Increasingly, employers and clients use certification as an expedient filter or differentiator in their selection process. Those recruiting trainers without having themselves much ability to tell Chateau Margaux from Beaujolais Nouveau find a certificate indispensable. There’s an irony in this, which is echoed in other fields: once certification becomes a requirement, employers can deny themselves access to best-of-breed performers whose time constraints (or egos) have prevented them from leaping through the requisite credentialing hoops. The more widespread and credible a particular certification becomes, the more pressure there is on trainers to acquire the relevant pieces of paper. The only route open to holdouts like myself is to “get with the program” and trust that the cluster of credentials that one opts for will have lasting value.

Which is where the other side of professionalism becomes so important. If you have to become certified, would it not be a good idea to have a certification process that results in something of inherent value, rather than a token piece of paper that is useful only as a checkmark in a recruiting box? Though I have looked, I have yet to find such a programme. The reason appears to be that there is no body of training professionals – none – that has the advancement of the profession at heart. Even if such an objective appears somewhere in their charter, it is not manifested in their behaviour. It may be too much to hope for that any professional body could be anything more than a committee-hampered bureaucracy destined to put all of its efforts into resisting change and preserving the status quo. Dynamism and forward thinking are not characteristics that one associates with such organisations.

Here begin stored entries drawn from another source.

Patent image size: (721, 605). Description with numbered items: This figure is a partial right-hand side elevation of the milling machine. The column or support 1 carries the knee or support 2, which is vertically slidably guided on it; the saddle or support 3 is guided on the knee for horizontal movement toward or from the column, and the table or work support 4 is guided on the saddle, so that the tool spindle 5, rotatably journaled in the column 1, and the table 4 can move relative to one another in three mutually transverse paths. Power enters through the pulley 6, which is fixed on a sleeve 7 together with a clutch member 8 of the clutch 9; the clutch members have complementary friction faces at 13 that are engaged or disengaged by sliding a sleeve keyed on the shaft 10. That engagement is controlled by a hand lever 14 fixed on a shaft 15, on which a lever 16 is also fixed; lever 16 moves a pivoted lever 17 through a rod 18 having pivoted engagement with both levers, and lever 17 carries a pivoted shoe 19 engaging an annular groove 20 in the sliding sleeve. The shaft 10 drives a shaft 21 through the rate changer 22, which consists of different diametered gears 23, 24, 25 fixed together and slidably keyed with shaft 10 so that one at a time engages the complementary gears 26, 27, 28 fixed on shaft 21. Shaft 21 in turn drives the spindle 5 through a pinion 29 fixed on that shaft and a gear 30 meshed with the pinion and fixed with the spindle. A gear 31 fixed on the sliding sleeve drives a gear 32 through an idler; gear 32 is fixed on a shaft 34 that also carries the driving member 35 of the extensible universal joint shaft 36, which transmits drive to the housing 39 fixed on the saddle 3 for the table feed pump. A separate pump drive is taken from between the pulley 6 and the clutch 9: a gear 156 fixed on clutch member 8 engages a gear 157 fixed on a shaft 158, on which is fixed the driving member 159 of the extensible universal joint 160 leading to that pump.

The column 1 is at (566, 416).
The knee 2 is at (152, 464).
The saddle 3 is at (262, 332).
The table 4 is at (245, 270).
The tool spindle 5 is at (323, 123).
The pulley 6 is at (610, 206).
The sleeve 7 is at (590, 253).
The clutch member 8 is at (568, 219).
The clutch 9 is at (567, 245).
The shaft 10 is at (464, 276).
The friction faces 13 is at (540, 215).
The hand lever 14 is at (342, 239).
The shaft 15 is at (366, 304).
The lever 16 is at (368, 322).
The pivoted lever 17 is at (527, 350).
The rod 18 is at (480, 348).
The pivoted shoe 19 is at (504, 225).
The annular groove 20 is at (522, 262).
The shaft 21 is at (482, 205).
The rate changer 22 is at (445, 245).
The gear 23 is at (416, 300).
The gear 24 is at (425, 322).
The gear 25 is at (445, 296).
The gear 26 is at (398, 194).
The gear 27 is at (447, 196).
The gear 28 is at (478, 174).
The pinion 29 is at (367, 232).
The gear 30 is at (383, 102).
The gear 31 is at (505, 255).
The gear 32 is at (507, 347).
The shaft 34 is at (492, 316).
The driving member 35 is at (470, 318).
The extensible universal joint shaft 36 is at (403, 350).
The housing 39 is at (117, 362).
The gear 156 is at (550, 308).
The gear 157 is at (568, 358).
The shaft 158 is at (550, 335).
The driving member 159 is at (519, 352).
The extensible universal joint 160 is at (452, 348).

Yet here we are, at what I believe is a crossroads for the corporate training ‘profession’, facing diminishing relevance and possible extinction within a decade, without any organised way forward. What are entities such as ITOL, BLA or ASTD doing to help guide companies toward more effective learning strategies? More importantly, what are they doing to help trainers adapt for the chaotic future in which we have to thrive? Certifying that members know how to dress appropriately, design courses, and make presentations is hardly adequate (OK, I know that’s a gross over-simplification). A professional body should be taking a much more strategic view of the learning outputs sought by companies and the changing cultures and climates in which trainers operate. I don’t see that reflected in member education priorities, certification requirements, marketing activities for the profession, or topics under discussion at their various conferences. It pains me that we who are so committed to needs analyses, objective setting, process design, and continuous improvement accept such lacklustre myopic thinking from those who claim to represent us.

I know of many who have abandoned the “training” label altogether because they feel constrained by the limited perceptions others have of trainers. I tend to describe my own role in terms much more specific to any project for the same reasons: performance improvement facilitator, for example, or organisational developer (without the capitals), or learning strategist. But these labels are themselves a little grotesque – I would far rather call myself a “trainer”, and would if the term connoted more than the narrow and old-fashioned concept that the profession has become trapped in.

It will take an in-touch, dynamic, and courageous professional body to change both the perception and the reality of what training is, and can be. Do we put 40,000 volts through one of the existing bodies and transform it into something useful, do we create yet another new body, or is it a case of everyone for themselves, certificates in hand?